Strange Dreams

Apr 21, 2009 09:33

I've had bizarre dreams for the last two nights. They weren't strange in that way that dreams can take you to places that couldn't exist. These were more realistic. And one of them took me to one of the last places I'd ever want to be: a Christian reform camp.

Somehow, I had gotten shipped off to this camp to be converted to a believer. I remember being in a parking garage somewhere and everyone around was one of "them." It struck me as strange, so I made my way to street level and tried to hitchhike my way out of there. The girl who picked me up was... you guessed it... also ONE OF THEM. They put me back in my room and told me I needed to reconsider my path or something like that. I said fuck that and sent out some snarky emails to friends asking them to pick me up. Shortly after, one of the leaders came to my door with a printed copy of my email. THEY HAD INFILTRATED MY EMAIL, TOO! I woke up not long after that.
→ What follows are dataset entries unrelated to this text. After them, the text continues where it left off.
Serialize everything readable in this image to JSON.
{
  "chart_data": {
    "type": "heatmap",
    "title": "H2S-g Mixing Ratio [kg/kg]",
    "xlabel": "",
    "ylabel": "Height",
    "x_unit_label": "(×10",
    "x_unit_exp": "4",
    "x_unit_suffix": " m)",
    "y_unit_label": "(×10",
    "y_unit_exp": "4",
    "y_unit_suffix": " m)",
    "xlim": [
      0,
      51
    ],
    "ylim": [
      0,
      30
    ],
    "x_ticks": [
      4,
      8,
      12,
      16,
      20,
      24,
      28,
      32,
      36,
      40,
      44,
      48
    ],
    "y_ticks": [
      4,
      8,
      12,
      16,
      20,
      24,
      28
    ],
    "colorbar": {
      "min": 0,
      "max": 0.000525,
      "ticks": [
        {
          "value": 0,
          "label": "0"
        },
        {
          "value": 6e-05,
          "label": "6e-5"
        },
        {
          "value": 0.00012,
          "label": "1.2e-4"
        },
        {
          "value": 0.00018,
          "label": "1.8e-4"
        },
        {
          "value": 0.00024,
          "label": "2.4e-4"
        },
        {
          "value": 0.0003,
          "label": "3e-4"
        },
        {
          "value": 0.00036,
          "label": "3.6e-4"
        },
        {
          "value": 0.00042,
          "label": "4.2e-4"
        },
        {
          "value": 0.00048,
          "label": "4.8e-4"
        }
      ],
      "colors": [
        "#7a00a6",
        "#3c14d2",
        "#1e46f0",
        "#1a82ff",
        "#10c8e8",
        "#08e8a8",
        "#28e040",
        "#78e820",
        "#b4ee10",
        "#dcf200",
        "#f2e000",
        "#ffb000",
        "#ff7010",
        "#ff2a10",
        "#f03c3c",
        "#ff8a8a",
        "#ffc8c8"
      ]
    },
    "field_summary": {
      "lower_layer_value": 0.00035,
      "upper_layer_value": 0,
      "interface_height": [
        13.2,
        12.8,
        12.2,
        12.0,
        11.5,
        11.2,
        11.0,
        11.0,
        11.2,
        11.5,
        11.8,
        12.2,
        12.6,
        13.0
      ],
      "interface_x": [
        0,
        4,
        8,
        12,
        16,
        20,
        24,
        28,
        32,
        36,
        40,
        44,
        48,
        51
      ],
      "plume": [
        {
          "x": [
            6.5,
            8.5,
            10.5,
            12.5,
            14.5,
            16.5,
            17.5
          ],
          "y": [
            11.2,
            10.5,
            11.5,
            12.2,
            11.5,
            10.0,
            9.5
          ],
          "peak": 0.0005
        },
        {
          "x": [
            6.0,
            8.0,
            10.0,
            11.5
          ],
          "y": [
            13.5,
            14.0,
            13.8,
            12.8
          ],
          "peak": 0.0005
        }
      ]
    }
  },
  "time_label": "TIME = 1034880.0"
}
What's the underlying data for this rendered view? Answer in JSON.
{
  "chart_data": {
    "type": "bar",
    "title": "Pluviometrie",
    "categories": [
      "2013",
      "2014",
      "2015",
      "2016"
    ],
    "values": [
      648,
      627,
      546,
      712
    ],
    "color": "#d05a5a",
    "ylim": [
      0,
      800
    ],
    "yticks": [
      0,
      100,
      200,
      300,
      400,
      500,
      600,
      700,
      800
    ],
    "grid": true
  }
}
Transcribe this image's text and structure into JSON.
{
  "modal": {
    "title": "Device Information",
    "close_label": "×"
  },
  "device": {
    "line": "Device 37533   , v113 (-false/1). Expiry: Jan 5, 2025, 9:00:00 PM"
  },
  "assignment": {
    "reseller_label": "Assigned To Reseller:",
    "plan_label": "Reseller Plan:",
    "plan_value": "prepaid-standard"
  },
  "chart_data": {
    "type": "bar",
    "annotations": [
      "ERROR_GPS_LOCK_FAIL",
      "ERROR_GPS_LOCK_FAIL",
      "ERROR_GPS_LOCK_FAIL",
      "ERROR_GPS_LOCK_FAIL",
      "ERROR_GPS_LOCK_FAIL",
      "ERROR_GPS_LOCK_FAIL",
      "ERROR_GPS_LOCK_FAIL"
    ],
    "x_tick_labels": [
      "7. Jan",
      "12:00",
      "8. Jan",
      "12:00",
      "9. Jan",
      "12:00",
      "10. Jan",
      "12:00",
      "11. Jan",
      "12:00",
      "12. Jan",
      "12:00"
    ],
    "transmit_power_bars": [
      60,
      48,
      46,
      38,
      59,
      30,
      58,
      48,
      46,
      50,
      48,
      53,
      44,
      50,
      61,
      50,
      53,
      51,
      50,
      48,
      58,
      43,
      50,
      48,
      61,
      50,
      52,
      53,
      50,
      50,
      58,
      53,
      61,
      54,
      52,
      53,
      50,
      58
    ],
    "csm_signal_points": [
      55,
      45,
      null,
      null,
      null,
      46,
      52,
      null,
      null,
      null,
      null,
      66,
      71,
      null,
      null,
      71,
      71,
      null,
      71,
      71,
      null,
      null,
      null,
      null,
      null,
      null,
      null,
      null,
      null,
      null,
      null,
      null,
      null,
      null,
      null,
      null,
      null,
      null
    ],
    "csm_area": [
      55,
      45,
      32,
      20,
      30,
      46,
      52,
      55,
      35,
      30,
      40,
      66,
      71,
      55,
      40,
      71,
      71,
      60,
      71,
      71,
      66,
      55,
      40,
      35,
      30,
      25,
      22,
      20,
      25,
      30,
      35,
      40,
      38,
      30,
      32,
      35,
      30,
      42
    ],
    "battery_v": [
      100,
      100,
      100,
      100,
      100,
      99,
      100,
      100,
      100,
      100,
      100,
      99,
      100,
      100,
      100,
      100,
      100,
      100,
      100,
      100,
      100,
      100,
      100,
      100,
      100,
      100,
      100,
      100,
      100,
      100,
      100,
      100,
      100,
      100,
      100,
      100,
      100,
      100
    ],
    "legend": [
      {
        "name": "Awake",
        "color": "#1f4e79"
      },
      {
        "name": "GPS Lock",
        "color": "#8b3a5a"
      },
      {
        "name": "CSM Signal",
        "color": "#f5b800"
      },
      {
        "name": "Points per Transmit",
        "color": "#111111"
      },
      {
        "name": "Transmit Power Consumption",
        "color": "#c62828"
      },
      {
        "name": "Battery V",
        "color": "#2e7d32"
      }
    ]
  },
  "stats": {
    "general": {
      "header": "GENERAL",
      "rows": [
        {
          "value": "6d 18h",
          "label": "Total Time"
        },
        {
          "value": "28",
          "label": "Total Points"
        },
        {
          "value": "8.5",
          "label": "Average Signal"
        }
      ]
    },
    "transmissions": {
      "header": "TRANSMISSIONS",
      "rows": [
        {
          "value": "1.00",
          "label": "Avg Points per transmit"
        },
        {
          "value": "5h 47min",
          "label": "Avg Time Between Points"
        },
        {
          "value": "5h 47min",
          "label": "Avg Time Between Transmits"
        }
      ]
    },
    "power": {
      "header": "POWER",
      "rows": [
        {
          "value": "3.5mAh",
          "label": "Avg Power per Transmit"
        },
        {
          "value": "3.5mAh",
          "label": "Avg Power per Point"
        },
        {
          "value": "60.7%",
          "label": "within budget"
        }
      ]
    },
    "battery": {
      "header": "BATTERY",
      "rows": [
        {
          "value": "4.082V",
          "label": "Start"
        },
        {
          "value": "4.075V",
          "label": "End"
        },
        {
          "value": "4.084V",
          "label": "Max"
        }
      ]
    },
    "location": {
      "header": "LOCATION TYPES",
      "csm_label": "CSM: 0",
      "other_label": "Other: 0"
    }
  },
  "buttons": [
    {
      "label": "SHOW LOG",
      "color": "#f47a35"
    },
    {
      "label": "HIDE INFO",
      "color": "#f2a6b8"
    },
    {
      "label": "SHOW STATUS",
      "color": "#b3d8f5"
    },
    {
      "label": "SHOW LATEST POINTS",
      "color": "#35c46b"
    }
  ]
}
Last night, I had a dream that it was my wedding day. I didn't have a dress or anyone to help me, and it was about half an hour before the event when I was struggling to put together an outfit that looked enough like a wedding dress to not make me feel like I wasted that "special day" when I realized I didn't know who it was I was marrying. I couldn't even picture his face, so I decided to just stay home instead. Nobody came looking for me, but I did get a text message from this mystery guy saying he didn't like me anymore.

Is someone trying to tell me some things? Listen, apparition, you're not going to scare me into Jesus's arms just by having me captured by religious zealots in my dreams.

On that note, I suppose I have taken to daydreaming and escapism to get me through the rest of this semester. It'll probably last until the end of the summer when I finish all of my classes and I can finally take off on my own to produce my thesis. I just have to tell myself that the thesis will be awesome (it really will, I am not bullshitting) because I can form my own crew and take as long as I want to shoot it. I won't have the same pressures of having to hurry so much, and I can work with the people who bring out the best in my work. Just one more year of living like a student. One more summer of being Georgia State's bitch. Next year I'm free agent, no more assistantship. As soon as that thesis is done, I can start working (presuming I find something) and have a real grown-up life! Maybe I can even get my own place! I can't wait to live alone and be able to decorate how I want without worrying that the things I buy will end up destroyed. I'm going to spend all my free time making things pretty and cooking and oh my I'm just so excited!